Center for Community Change

Our History

The Center, founded in 1968, grew out of a powerful combination of ideas and events in the 1960s. Many important partners, including the Robert F. Kennedy Memorial Fund, the Ford Foundation, and leaders of the United Auto Workers, made the Center for Community Change a reality.

From the very beginning, the Center’s purpose has been to help establish and develop community organizations across the country, “bring attention to major national issues related to poverty,” and “help insure that government programs are responsive to community needs.”

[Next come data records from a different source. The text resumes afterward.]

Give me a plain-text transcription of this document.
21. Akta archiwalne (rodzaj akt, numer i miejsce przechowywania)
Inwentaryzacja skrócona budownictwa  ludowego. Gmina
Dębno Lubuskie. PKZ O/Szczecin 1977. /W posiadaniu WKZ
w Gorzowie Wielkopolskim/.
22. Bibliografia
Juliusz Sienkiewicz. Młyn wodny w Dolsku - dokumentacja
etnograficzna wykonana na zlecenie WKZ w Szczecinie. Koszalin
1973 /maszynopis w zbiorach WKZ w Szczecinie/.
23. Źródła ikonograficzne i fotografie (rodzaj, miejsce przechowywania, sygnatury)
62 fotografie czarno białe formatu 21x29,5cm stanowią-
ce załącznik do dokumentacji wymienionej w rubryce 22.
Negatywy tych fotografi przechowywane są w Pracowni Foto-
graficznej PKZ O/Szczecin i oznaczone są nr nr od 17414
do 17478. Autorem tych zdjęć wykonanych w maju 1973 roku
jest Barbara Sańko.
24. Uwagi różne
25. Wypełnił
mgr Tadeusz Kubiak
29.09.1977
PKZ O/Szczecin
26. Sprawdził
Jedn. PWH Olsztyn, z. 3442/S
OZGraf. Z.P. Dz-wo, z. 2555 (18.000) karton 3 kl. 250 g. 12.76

The Center has a deep and active history in community organizing in all low-income communities,encompassing urban and rural areas, and African American, Latino, Native American, Asian American, and immigrant communities. Over the years, the Center has nurtured thousands of local groups and leaders. In addition, the Center has catalyzed grassroots coalitions that were instrumental in the creation of the federal Food Stamps Program, the enactment of the Community Reinvestment Act, the growth of Community Development Corporations, and the large-scale preservation of affordable housing. National organizations incubated by the Center include:

* The Coalition on Human Needs * The Workforce Alliance * The Environmental Support Center * The Rural Coalition * The National Committee for Responsive Philanthropy * The National Campaign for Jobs and Income Support

Throughout our history, the Center has provided policy and organizing expertise on a range of issue areas, including: community reinvestment, affordable and public housing, transportation, income support and job creation, economic development and housing production, hunger and malnutrition, immigrant rights and legislation, and community monitoring efforts to hold government agencies accountable to residents.

Today the Center is a diverse and vibrant organization building on its original mission and the lessons of over three decades of national policy and community organizing efforts, in order to actively engage with community-based organizations and their allies to forge a hopeful path to the future.